Being spoken to in the third person didn’t make me feel any more comfortable. After the shower I decided to spend my evenings in the house.
“If it’s for me, say I’m not home,” I hollered whenever the phone rang, and retreated to my room. (Actually, it was now only nominally my room. Since I had gone away to school, it had been converted into an upstairs den. My bed was still there, and my things were still in the closet, but my pictures had been taken down, the room had been painted blue, and a large TV set had been installed on my desk in place of my phonograph and records.) I refused all Christmas parties and phone calls. “You always have to be different, don’t you?” asked my father, shaking his head.
I decided that would be my last vacation at home. When it was over I took a Greyhound bus back to school rather than accept a ride from some frivolous student. I couldn’t bear to be distracted by human chatter. Professors alone, pure mind, didn’t stink of humanity.
“Sasha Davis?”
“Yes.” I stood in the doorway of my narrow room peering at a tall blond g
irl in a school blazer. Her hair was cropped short at the neck like Joan of Arc’s—not like all the other Baxter girls with smooth pageboys or feather cuts like mine.

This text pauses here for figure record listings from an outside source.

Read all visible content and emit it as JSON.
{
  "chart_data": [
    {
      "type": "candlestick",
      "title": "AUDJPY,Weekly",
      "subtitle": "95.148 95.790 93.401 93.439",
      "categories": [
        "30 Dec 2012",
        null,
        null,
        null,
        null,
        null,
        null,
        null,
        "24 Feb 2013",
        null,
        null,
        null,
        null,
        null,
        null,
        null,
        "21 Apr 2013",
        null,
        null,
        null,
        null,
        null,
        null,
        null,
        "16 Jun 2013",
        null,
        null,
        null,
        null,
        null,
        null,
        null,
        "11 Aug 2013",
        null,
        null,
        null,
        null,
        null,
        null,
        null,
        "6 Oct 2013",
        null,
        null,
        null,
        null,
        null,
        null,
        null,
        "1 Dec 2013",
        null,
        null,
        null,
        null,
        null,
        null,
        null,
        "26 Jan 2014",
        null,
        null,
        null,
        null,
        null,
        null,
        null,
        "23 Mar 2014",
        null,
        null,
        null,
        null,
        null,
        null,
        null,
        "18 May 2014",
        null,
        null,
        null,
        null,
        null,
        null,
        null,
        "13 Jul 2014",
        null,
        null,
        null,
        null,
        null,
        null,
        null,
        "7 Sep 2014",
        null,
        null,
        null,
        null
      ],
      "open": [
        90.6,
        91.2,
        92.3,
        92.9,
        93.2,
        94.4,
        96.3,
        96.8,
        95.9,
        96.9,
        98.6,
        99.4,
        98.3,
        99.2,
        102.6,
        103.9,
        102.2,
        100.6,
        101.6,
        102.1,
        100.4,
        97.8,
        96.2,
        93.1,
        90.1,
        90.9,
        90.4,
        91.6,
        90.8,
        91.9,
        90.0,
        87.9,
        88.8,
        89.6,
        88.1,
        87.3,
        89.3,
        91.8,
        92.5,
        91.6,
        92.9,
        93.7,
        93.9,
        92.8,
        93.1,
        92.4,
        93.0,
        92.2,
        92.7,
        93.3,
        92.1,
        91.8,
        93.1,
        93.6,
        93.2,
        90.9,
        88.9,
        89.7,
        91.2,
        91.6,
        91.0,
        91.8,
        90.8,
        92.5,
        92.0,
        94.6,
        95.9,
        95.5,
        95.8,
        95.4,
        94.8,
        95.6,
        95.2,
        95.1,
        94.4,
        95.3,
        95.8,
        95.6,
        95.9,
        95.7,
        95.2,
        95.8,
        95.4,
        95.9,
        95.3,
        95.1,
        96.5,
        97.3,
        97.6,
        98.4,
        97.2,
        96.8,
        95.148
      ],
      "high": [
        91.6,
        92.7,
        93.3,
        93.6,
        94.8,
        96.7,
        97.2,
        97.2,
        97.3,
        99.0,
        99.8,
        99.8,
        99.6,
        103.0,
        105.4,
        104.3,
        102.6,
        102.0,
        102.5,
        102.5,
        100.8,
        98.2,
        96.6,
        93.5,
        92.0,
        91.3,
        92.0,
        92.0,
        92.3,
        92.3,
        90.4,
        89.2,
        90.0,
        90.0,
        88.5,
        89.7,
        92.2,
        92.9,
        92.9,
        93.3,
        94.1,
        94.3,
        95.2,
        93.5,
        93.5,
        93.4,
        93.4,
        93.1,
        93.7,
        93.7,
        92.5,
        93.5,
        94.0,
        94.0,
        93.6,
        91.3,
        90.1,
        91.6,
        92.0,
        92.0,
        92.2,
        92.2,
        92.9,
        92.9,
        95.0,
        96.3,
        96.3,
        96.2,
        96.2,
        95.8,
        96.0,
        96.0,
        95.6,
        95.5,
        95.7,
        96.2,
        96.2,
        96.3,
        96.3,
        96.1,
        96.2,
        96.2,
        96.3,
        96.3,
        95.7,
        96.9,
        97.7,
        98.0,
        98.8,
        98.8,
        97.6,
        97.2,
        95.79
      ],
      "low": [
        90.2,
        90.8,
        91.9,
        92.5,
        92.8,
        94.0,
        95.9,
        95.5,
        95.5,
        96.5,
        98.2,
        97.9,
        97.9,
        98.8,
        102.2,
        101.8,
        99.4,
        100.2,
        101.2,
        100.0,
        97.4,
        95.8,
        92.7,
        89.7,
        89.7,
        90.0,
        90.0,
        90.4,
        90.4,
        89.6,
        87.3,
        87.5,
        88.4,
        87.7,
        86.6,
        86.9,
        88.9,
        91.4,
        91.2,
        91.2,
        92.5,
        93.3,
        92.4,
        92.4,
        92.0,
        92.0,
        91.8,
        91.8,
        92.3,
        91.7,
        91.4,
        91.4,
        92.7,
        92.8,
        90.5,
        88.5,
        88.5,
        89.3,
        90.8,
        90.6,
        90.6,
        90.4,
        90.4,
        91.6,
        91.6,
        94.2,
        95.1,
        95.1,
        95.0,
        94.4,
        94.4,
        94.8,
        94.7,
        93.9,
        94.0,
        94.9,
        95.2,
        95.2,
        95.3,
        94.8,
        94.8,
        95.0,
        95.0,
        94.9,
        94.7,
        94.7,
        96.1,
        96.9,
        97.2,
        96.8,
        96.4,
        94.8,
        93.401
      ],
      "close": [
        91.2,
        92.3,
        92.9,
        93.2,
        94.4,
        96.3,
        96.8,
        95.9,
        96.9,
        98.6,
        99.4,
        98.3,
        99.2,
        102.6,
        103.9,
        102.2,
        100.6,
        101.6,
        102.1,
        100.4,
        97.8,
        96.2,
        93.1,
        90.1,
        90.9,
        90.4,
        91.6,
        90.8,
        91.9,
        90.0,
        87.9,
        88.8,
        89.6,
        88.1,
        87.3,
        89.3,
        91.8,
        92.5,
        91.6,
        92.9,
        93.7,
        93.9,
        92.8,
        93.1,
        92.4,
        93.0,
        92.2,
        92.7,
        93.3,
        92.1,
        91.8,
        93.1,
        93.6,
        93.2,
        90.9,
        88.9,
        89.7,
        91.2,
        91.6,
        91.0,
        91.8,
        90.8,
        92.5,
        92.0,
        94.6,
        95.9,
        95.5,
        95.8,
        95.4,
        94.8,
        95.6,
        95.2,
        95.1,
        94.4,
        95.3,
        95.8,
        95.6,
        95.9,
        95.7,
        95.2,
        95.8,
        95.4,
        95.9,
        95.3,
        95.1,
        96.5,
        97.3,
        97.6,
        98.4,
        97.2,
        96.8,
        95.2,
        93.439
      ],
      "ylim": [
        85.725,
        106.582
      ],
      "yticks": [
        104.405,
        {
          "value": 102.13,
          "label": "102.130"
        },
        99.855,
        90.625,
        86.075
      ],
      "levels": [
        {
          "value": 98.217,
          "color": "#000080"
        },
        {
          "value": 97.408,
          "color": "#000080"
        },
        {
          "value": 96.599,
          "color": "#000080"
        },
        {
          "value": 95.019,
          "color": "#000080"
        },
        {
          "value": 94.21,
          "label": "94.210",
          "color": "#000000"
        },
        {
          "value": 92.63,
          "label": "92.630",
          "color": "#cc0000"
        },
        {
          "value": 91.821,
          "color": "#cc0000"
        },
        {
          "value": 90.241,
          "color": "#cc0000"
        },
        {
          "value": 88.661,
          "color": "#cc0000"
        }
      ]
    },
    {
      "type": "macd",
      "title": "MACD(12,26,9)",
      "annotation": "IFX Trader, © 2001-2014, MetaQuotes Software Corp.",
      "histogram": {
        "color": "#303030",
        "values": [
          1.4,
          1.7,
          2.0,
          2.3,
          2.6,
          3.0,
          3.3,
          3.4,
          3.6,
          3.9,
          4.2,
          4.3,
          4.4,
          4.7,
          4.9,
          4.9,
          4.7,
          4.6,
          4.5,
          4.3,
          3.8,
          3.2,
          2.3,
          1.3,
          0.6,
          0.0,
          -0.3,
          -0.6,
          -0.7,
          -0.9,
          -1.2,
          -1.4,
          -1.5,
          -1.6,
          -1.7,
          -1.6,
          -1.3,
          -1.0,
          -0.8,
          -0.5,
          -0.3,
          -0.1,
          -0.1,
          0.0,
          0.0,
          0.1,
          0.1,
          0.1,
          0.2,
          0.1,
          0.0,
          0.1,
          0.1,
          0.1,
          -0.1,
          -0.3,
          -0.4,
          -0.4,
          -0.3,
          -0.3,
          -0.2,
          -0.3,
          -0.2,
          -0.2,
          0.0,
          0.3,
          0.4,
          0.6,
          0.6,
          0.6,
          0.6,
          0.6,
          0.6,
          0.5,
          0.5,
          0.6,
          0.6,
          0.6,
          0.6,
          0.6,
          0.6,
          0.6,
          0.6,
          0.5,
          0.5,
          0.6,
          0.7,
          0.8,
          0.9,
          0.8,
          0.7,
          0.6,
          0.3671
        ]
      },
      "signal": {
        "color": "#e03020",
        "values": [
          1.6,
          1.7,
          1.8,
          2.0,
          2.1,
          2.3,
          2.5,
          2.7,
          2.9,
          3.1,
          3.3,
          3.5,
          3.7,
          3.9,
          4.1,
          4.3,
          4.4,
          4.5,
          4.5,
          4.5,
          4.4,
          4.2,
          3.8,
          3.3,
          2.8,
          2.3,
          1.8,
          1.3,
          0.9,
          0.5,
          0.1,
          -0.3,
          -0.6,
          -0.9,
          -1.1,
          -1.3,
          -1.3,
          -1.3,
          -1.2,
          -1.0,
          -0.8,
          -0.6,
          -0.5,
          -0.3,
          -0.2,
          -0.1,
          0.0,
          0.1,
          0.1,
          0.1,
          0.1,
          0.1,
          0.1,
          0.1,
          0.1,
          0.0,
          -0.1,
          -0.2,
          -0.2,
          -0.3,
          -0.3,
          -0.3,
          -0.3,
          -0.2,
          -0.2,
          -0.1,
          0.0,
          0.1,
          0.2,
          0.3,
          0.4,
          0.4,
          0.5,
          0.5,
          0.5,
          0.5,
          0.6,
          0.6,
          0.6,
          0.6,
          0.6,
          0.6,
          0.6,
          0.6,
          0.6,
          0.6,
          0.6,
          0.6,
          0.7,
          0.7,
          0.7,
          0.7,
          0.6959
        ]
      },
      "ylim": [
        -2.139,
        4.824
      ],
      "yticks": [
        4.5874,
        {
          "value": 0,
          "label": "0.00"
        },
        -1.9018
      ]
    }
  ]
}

“I’ve seen you in the dining room, but I never knew your name. I thought you might be missing this.”
I let out a gasp as delicate fingers held out the small black notebook to which I committed certain of my profoundest thoughts. I had not yet missed it.
“It seemed too private to turn in at the Dean’s office, so I found out your room number. I’m Roxanne du Bois. I write too.”
She dropped her voice and eyes so modestly on the last sentence that I wanted to take her hand. She couldn’t have read my notebook, or she would have known that, as a matter of fact, I didn’t “write.” But I didn’t tell her.
“I guess that makes us both creeps,” I laughed warming with gratitude. “Thank you. Do you want to come in for a few minutes?”
She smiled and walked into my sanctuary, sitting on my unmade bed. It was one of the rare times I had invited anyone into my room. I had chosen Baxter College in the first place because I knew no one there, and I wanted to keep it that way. But this tall, pale girl with the soft voice and delicate hands seemed as separate as I, and fragile besides. “I’ll make us some coffee,” I offered.
As I plugged in the coffee pot to boil the water, I felt her take in my black walls, my Time Line, my cases of books, and the bulletin board on which I mounted pictures of me at cottage, me at several dances with dates, me with my family, and our Baybury house.
“Black walls. What a great idea,” she said. “It really gets the feel of this place. I’m surprised your roommate lets you have black walls. My roommate put some flowered horror in our room, but since she paid for it all I can’t complain. It’s better than the prosaic green we moved into.”